A developer to build a server-based command-line application that will accept a multi-channel (up to 4 channels) audio file (AIFF/FLAC) and segment / diarise the entire file based on audio signals on each channel.
Segmenting must take into account who is speaking (on one of the channels) and be able to cleanly extract segments (by way of individual time markers in a JSON file).
The audio is relatively clean (limited background noise) but will contain some overtalking (two people speaking at the same time), rapid transitioning (person 1 is speaking and person 2 start nearly immediately after person 1 ends speaking) and other 'conversational characteristic' areas where advanced separation techniques need to be deployed.
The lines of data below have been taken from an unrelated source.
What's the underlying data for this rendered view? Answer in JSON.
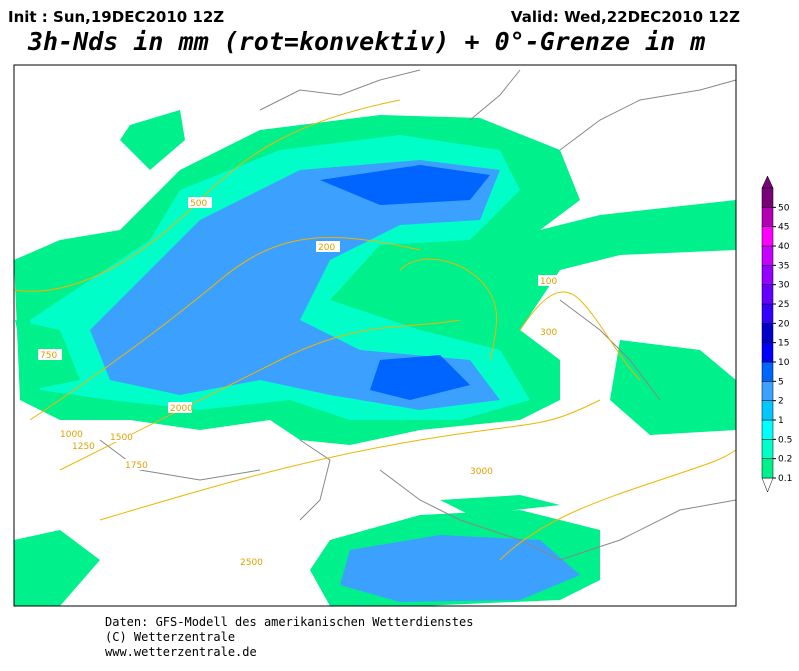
{
  "header": {
    "init": "Init : Sun,19DEC2010 12Z",
    "valid": "Valid: Wed,22DEC2010 12Z",
    "title": "3h-Nds in mm (rot=konvektiv) + 0°-Grenze in m"
  },
  "colorbar": {
    "levels": [
      0.1,
      0.2,
      0.5,
      1,
      2,
      5,
      10,
      15,
      20,
      25,
      30,
      35,
      40,
      45,
      50
    ],
    "colors": [
      "#00f08c",
      "#00ffc8",
      "#00ffff",
      "#00c8ff",
      "#3ca0ff",
      "#0064ff",
      "#0000ff",
      "#0000c8",
      "#3200ff",
      "#6400ff",
      "#9600ff",
      "#c800ff",
      "#ff00ff",
      "#b400b4",
      "#780078"
    ]
  },
  "map": {
    "contour_labels": [
      "500",
      "1000",
      "1250",
      "1500",
      "1750",
      "2000",
      "2500",
      "3000",
      "200",
      "750",
      "100",
      "300"
    ]
  },
  "footer": [
    "Daten: GFS-Modell des amerikanischen Wetterdienstes",
    "(C) Wetterzentrale",
    "www.wetterzentrale.de"
  ]
}
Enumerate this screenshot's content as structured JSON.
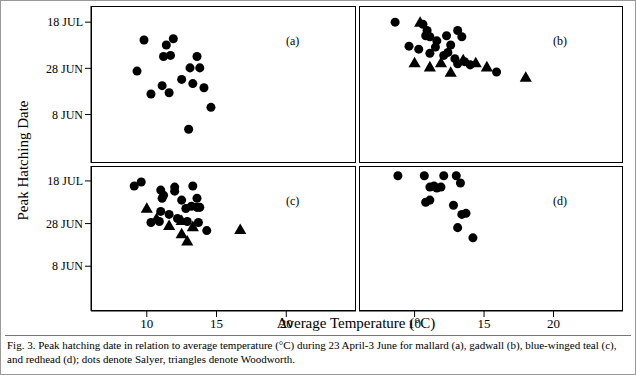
{
  "xlabel": "Average Temperature (°C)",
  "ylabel": "Peak Hatching Date",
  "caption": "Fig. 3. Peak hatching date in relation to average temperature (°C) during 23 April-3 June for mallard (a), gadwall (b), blue-winged teal (c), and redhead (d); dots denote Salyer, triangles denote Woodworth.",
  "chart_data": [
    {
      "type": "scatter",
      "title": "(a)",
      "xlim": [
        6,
        25
      ],
      "xticks": [
        10,
        15,
        20
      ],
      "ylim": [
        138,
        206
      ],
      "yticks": [
        {
          "value": 159,
          "label": "8 JUN"
        },
        {
          "value": 179,
          "label": "28 JUN"
        },
        {
          "value": 199,
          "label": "18 JUL"
        }
      ],
      "tick_labels": "y",
      "series": [
        {
          "marker": "circle",
          "color": "#000000",
          "x": [
            9.8,
            9.3,
            10.3,
            11.2,
            11.7,
            11.9,
            11.4,
            11.1,
            11.6,
            12.5,
            13.3,
            13.1,
            13.6,
            13.8,
            14.1,
            14.6,
            13.0
          ],
          "values": [
            191.3,
            177.8,
            167.9,
            184.1,
            184.6,
            191.8,
            189.1,
            171.5,
            168.4,
            174.2,
            172.4,
            179.2,
            184.1,
            179.2,
            170.6,
            162.1,
            152.6
          ]
        }
      ]
    },
    {
      "type": "scatter",
      "title": "(b)",
      "xlim": [
        6,
        25
      ],
      "xticks": [
        10,
        15,
        20
      ],
      "ylim": [
        138,
        206
      ],
      "yticks": [
        {
          "value": 159,
          "label": "8 JUN"
        },
        {
          "value": 179,
          "label": "28 JUN"
        },
        {
          "value": 199,
          "label": "18 JUL"
        }
      ],
      "tick_labels": false,
      "series": [
        {
          "marker": "circle",
          "color": "#000000",
          "x": [
            8.6,
            10.6,
            10.9,
            10.8,
            11.1,
            11.6,
            12.3,
            13.1,
            13.4,
            12.6,
            11.5,
            10.3,
            9.6,
            12.1,
            12.4,
            12.9,
            13.6,
            13.1,
            14.0,
            11.1,
            15.9
          ],
          "values": [
            199,
            198.1,
            195.4,
            193.1,
            192.7,
            190.9,
            193.1,
            195.4,
            192.7,
            189.1,
            188.2,
            187.3,
            188.6,
            184.6,
            185.9,
            183.2,
            181.9,
            181,
            180.5,
            185.5,
            177.4
          ]
        },
        {
          "marker": "triangle",
          "color": "#000000",
          "x": [
            10.4,
            10.0,
            11.1,
            11.9,
            12.6,
            13.5,
            14.4,
            15.2,
            18.0
          ],
          "values": [
            198.5,
            181,
            179.2,
            181,
            176.9,
            182.3,
            181,
            179.2,
            174.7
          ]
        }
      ]
    },
    {
      "type": "scatter",
      "title": "(c)",
      "xlim": [
        6,
        25
      ],
      "xticks": [
        10,
        15,
        20
      ],
      "ylim": [
        138,
        206
      ],
      "yticks": [
        {
          "value": 159,
          "label": "8 JUN"
        },
        {
          "value": 179,
          "label": "28 JUN"
        },
        {
          "value": 199,
          "label": "18 JUL"
        }
      ],
      "series": [
        {
          "marker": "circle",
          "color": "#000000",
          "x": [
            9.1,
            9.6,
            11.0,
            11.2,
            11.1,
            12.0,
            12.0,
            12.5,
            13.3,
            13.6,
            13.6,
            11.0,
            11.6,
            12.8,
            13.2,
            13.8,
            13.7,
            14.3,
            10.3,
            10.9,
            12.2,
            12.9
          ],
          "values": [
            196.6,
            198.5,
            194.7,
            192.3,
            190.9,
            196.1,
            194.2,
            190,
            196.6,
            190.9,
            186.6,
            184.7,
            183.3,
            186.1,
            187.1,
            186.6,
            179.5,
            175.7,
            179.5,
            180,
            181.4,
            180
          ]
        },
        {
          "marker": "triangle",
          "color": "#000000",
          "x": [
            10.0,
            10.7,
            11.6,
            12.5,
            13.3,
            12.9,
            16.7,
            12.5
          ],
          "values": [
            185.7,
            180.9,
            177.6,
            173.8,
            177.1,
            170.4,
            175.7,
            180
          ]
        }
      ]
    },
    {
      "type": "scatter",
      "title": "(d)",
      "xlim": [
        6,
        25
      ],
      "xticks": [
        10,
        15,
        20
      ],
      "ylim": [
        138,
        206
      ],
      "yticks": [
        {
          "value": 159,
          "label": "8 JUN"
        },
        {
          "value": 179,
          "label": "28 JUN"
        },
        {
          "value": 199,
          "label": "18 JUL"
        }
      ],
      "tick_labels": "x",
      "series": [
        {
          "marker": "circle",
          "color": "#000000",
          "x": [
            8.8,
            10.7,
            11.1,
            11.4,
            11.6,
            11.9,
            10.8,
            11.1,
            12.1,
            13.0,
            13.3,
            12.8,
            13.4,
            13.7,
            13.1,
            14.2
          ],
          "values": [
            201.4,
            201.4,
            196.1,
            196.6,
            195.7,
            196.1,
            189,
            190,
            201.4,
            201.4,
            198,
            187.6,
            183.3,
            183.8,
            177.1,
            172.3
          ]
        }
      ]
    }
  ]
}
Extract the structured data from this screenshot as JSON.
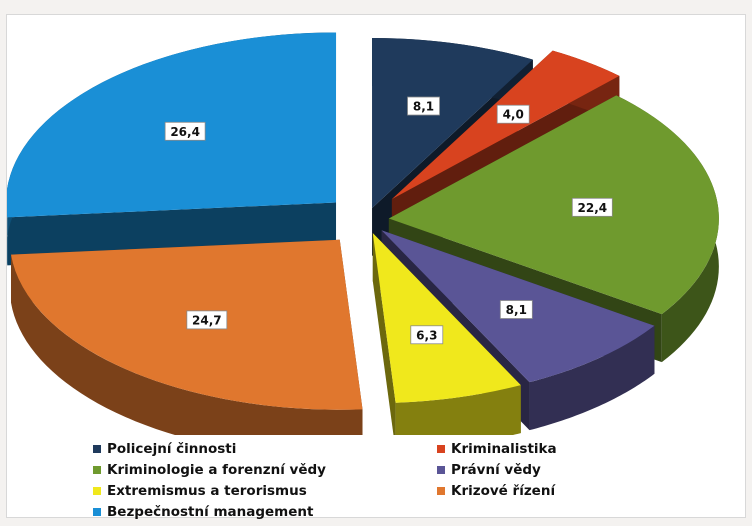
{
  "chart_data": {
    "type": "pie",
    "title": "",
    "slices": [
      {
        "label": "Policejní činnosti",
        "value": 8.1,
        "value_label": "8,1",
        "color": "#1f3a5c"
      },
      {
        "label": "Kriminalistika",
        "value": 4.0,
        "value_label": "4,0",
        "color": "#d8431f"
      },
      {
        "label": "Kriminologie a forenzní vědy",
        "value": 22.4,
        "value_label": "22,4",
        "color": "#6f9a2e"
      },
      {
        "label": "Právní vědy",
        "value": 8.1,
        "value_label": "8,1",
        "color": "#5a5596"
      },
      {
        "label": "Extremismus a terorismus",
        "value": 6.3,
        "value_label": "6,3",
        "color": "#f0e81c"
      },
      {
        "label": "Krizové řízení",
        "value": 24.7,
        "value_label": "24,7",
        "color": "#e0772e"
      },
      {
        "label": "Bezpečnostní management",
        "value": 26.4,
        "value_label": "26,4",
        "color": "#1a8fd6"
      }
    ],
    "style": "3d-exploded",
    "legend_position": "bottom"
  },
  "legend_layout": [
    [
      "Policejní činnosti",
      "Kriminalistika"
    ],
    [
      "Kriminologie a forenzní vědy",
      "Právní vědy"
    ],
    [
      "Extremismus a terorismus",
      "Krizové řízení"
    ],
    [
      "Bezpečnostní management"
    ]
  ]
}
Development needs to server-centric and programmatically triggered. We will send an audio file and expect back a JSON file of highly accurate segmented data (not fooled by quick transitions, non-human harmonics, non-speech noises).
Please supply a synopsis of how you would develop a solution (technology / steps / conditions / constraints / output) with your summarised CV for consideration. Previous expertise is appreciated. Please also identify any advanced technique (ie: PCA) that you plan to adopt.
Please read thru the introductory spec carefully - ask questions - please include a PROPOSED SOLUTION - The PROPOSED SOLUTION does not have to be optimal or viable, but it will indicate to us that you understand the challenge we are trying to solve.